Betty Buckley Is a Cowgirl Who Can Do Anything

Nashville doesn’t get nearly enough living Broadway legends. But for whatever cosmic reason or intervention by the Gods of Musical Theater, we have the chance to experience Betty Buckley in Hello, Dolly!, and that’s cause for celebration.

Dolly Levi is a woman conscious of her own interests and the system in which she has to operate, and though she’s got her eye on the bottom line, she’s kindhearted and genuinely cares about other people. It’s a role that has seen legends like Carol Channing, Pearl Bailey, Bette Midler and Barbra Streisand put their all into, and yet it has allowed each of the hundreds of women who have played the part through the years to make it her own. Nashville is getting the chance to see one of the most iconic and peerless performers of stage and screen before the parade passes by, which given the utter madness of the world today is a gracious gift.

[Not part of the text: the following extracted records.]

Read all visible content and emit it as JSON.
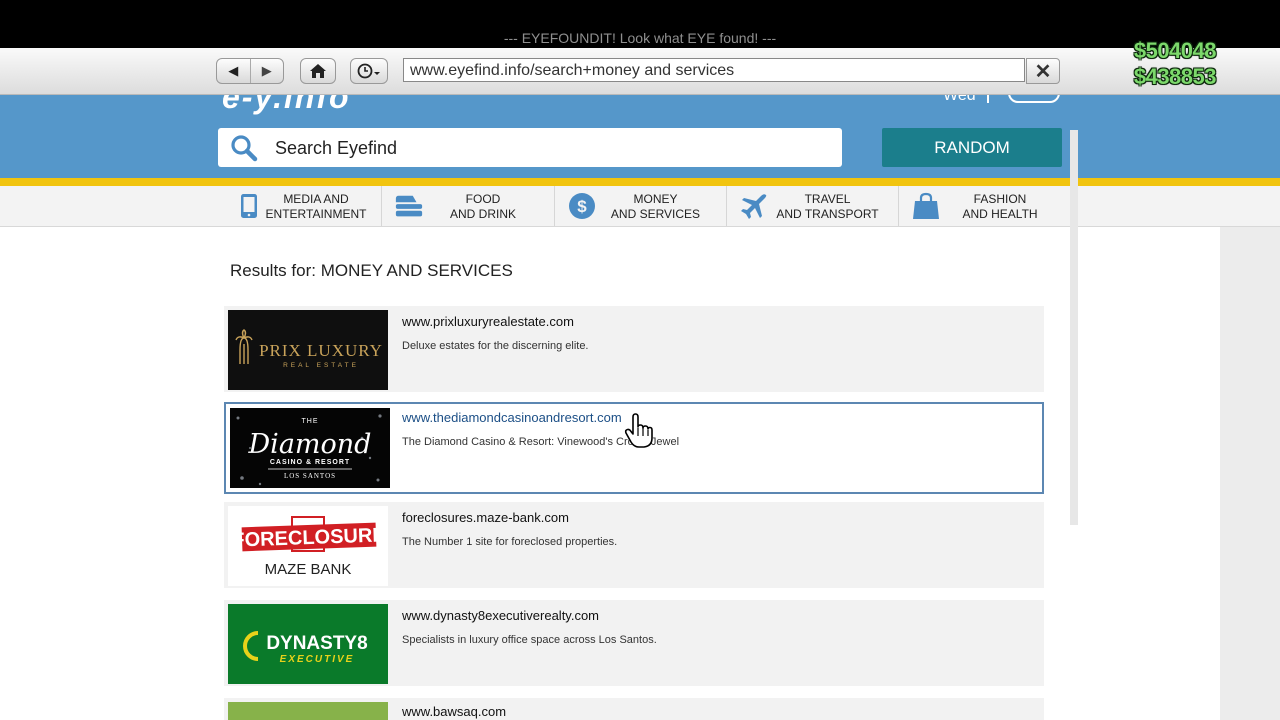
{
  "top_title": "--- EYEFOUNDIT! Look what EYE found! ---",
  "browser": {
    "url": "www.eyefind.info/search+money and services",
    "close_label": "✕",
    "back_label": "◀",
    "forward_label": "▶"
  },
  "money": {
    "cash": "$504048",
    "bank": "$438853"
  },
  "header": {
    "logo_fragment": "e-y.info",
    "day": "Wed",
    "search_placeholder": "Search Eyefind",
    "random_label": "RANDOM"
  },
  "categories": [
    {
      "label_1": "MEDIA AND",
      "label_2": "ENTERTAINMENT",
      "icon": "tablet-icon"
    },
    {
      "label_1": "FOOD",
      "label_2": "AND DRINK",
      "icon": "food-icon"
    },
    {
      "label_1": "MONEY",
      "label_2": "AND SERVICES",
      "icon": "dollar-icon"
    },
    {
      "label_1": "TRAVEL",
      "label_2": "AND TRANSPORT",
      "icon": "airplane-icon"
    },
    {
      "label_1": "FASHION",
      "label_2": "AND HEALTH",
      "icon": "shopping-bag-icon"
    }
  ],
  "results_title": "Results for: MONEY AND SERVICES",
  "results": [
    {
      "url": "www.prixluxuryrealestate.com",
      "desc": "Deluxe estates for the discerning elite.",
      "logo_line1": "PRIX LUXURY",
      "logo_line2": "REAL ESTATE"
    },
    {
      "url": "www.thediamondcasinoandresort.com",
      "desc": "The Diamond Casino & Resort: Vinewood's Crown Jewel",
      "logo_line1": "THE",
      "logo_line2": "Diamond",
      "logo_line3": "CASINO & RESORT",
      "logo_line4": "LOS SANTOS"
    },
    {
      "url": "foreclosures.maze-bank.com",
      "desc": "The Number 1 site for foreclosed properties.",
      "logo_line1": "FORECLOSURE",
      "logo_line2": "MAZE BANK"
    },
    {
      "url": "www.dynasty8executiverealty.com",
      "desc": "Specialists in luxury office space across Los Santos.",
      "logo_line1": "DYNASTY8",
      "logo_line2": "EXECUTIVE"
    },
    {
      "url": "www.bawsaq.com",
      "desc": ""
    }
  ],
  "colors": {
    "header_blue": "#5597ca",
    "accent_yellow": "#f1c40f",
    "random_teal": "#1b7e8c",
    "highlight_border": "#5c87b2",
    "money_green": "#7cd86b"
  }
}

Elaine Paige tried. Barry Manilow tried. So did Streisand and Sarah Brightman and what seemed like everyone for two-and-a-half straight years on Star Search. But “Memory,” from Cats, is the song that Buckley defined in her Tony-winning performance. The same thing happened a decade later with “As If We Never Said Goodbye” from Sunset Boulevard. Many artists try, and they find their groove and ride it out — but no one does it quite like Betty Buckley. Her voice is a bridge — strong and supportive, but capable of feeling and shaking with the wind. It is an elemental experience to hear her take on songs like “And Eve Was Weak” from Carrie, or “Rose’s Turn” from Gypsy, simply because there’s no one else quite like her.